As a result, the course has to be changed, and the cost has also increased. Irregularities are constantly disrupting the global supply chain through the Red Sea. All in all, the Red Sea is in dire crisis, which will affect world trade and threaten the world economy.

Former US President Donald Trump said in 2020 that he would end the historic conflict between the Arab states. Following the Saudi-Iran accord in March 2023, Middle East analysts had hoped the region had begun its journey towards peace with an optimistic outcome. But suddenly, this hope turned into disappointment. The Israel-Hamas conflict ends the peace path. Israel’s brutal killings in Gaza shocked the whole world. As a result, the conflict started again in South Lebanon and the Red Sea. The Red Sea connects Bob el-Mandeb in the Gulf of Aden with the Suez Canal.

About 13 percent of trade and about 30 percent of container traffic are transported through this route. But recently, this route has become dangerous due to the attacks by the rebels. Seven of the top ten shipping companies have suspended the Red Sea route for their transportation operations.

Which includes the Chinese state-owned ‘Cosco’. It is the fourth-largest shipping company, contributing 11 percent of global trade. Similarly, many US and European companies have shut down their operations, citing disruptions in global supply chains.

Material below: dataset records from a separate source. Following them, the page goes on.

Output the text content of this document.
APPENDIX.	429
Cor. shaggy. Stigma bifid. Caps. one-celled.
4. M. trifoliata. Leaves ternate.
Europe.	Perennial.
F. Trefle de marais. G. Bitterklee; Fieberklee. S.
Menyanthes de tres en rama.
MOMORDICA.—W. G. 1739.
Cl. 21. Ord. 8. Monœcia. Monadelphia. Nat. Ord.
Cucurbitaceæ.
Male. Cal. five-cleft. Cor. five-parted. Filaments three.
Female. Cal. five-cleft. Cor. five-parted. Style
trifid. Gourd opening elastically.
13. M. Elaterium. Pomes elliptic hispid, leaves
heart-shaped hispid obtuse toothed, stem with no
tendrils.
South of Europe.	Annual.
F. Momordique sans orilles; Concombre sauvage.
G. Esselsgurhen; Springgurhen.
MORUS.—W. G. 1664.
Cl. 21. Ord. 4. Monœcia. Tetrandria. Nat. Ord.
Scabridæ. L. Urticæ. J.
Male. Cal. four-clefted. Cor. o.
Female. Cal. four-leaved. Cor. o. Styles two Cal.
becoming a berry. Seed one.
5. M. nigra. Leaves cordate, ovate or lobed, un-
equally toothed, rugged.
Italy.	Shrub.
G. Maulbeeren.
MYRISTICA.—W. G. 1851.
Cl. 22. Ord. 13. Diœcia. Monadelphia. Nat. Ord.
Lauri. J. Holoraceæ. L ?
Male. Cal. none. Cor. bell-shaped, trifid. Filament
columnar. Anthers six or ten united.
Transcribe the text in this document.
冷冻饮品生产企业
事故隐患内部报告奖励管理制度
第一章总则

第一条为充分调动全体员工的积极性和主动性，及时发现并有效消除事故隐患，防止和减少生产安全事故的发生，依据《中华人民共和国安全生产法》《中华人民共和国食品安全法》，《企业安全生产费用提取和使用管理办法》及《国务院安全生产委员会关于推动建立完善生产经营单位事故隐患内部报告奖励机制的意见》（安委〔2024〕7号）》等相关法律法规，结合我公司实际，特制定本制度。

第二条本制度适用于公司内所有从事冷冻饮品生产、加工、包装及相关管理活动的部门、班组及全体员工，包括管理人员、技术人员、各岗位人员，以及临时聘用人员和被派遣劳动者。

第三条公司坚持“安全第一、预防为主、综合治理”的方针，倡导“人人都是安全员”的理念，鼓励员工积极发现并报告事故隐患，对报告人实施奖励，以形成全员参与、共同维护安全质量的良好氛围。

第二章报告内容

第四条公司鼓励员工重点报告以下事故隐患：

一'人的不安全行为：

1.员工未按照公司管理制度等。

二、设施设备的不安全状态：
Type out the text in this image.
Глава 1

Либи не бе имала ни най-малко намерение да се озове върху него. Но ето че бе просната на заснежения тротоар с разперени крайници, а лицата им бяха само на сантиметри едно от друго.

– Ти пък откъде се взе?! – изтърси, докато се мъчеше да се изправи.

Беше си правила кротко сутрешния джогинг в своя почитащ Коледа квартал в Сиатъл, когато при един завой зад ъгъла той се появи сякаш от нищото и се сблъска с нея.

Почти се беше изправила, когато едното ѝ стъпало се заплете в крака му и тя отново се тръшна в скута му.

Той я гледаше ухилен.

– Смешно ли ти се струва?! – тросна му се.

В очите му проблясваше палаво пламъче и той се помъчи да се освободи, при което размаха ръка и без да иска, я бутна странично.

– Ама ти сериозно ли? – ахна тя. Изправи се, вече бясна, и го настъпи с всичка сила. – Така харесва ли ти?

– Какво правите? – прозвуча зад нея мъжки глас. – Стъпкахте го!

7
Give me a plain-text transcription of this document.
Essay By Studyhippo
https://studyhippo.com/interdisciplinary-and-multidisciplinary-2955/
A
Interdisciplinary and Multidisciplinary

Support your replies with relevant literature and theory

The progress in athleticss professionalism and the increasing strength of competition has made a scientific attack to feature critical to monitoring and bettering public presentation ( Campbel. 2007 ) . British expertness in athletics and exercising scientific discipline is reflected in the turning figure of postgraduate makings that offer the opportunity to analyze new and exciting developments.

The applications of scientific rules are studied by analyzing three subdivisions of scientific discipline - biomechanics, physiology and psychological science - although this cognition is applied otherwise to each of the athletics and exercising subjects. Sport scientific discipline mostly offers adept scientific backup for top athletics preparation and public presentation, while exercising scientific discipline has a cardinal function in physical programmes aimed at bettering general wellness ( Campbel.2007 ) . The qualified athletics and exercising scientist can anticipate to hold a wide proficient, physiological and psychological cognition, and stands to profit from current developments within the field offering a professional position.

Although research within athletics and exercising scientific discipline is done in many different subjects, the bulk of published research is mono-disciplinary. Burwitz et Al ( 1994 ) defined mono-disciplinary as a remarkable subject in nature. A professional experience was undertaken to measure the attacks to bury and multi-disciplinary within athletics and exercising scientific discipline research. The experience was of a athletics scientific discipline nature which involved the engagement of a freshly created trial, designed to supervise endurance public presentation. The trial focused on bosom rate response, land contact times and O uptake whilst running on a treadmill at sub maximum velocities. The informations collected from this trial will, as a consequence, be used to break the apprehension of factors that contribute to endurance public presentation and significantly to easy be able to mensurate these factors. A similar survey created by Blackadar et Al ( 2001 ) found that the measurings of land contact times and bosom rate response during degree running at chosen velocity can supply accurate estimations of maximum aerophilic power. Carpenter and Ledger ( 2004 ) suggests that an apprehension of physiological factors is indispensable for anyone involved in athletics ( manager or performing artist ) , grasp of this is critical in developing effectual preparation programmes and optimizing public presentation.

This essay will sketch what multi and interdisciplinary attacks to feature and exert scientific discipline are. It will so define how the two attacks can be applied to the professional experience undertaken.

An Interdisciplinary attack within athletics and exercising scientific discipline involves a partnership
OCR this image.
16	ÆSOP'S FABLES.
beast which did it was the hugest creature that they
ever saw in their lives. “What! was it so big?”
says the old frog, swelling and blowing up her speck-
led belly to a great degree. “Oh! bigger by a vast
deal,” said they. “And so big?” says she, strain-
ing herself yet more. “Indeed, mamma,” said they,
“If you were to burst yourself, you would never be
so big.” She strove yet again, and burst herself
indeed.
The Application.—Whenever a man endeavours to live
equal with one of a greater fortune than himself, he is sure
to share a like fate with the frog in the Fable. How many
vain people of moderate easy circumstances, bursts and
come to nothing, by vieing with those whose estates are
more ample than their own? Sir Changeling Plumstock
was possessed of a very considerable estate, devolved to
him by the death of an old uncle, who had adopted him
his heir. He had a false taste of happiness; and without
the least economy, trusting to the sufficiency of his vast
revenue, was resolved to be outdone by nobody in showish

Unfortunately, this situation will have an impact on global inflation. The economy of Europe in particular will be greatly affected. Because about 40 percent of the trade between Asia and Europe goes through the Red Sea, About 12 percent of oil and 8 percent of liquefied natural gas (LNG) pass through the Suez Canal. Crude prices have risen 4 percent since the U.S.-led offensive against the Houthis. The freight rate for a container ship increased from $1,500 to $4,000. Prices of domestic consumption goods in Europe may also rise.

In addition to the Gaza war, the Russia-Ukraine war and Moscow’s subsequent sanctions have already raised prices in Europe. According to experts, only through sustained dialogue, constructive engagement, and multilateral cooperation can the region move towards a peaceful and prosperous future. This step will help not only the countries of the Middle East but the entire world community.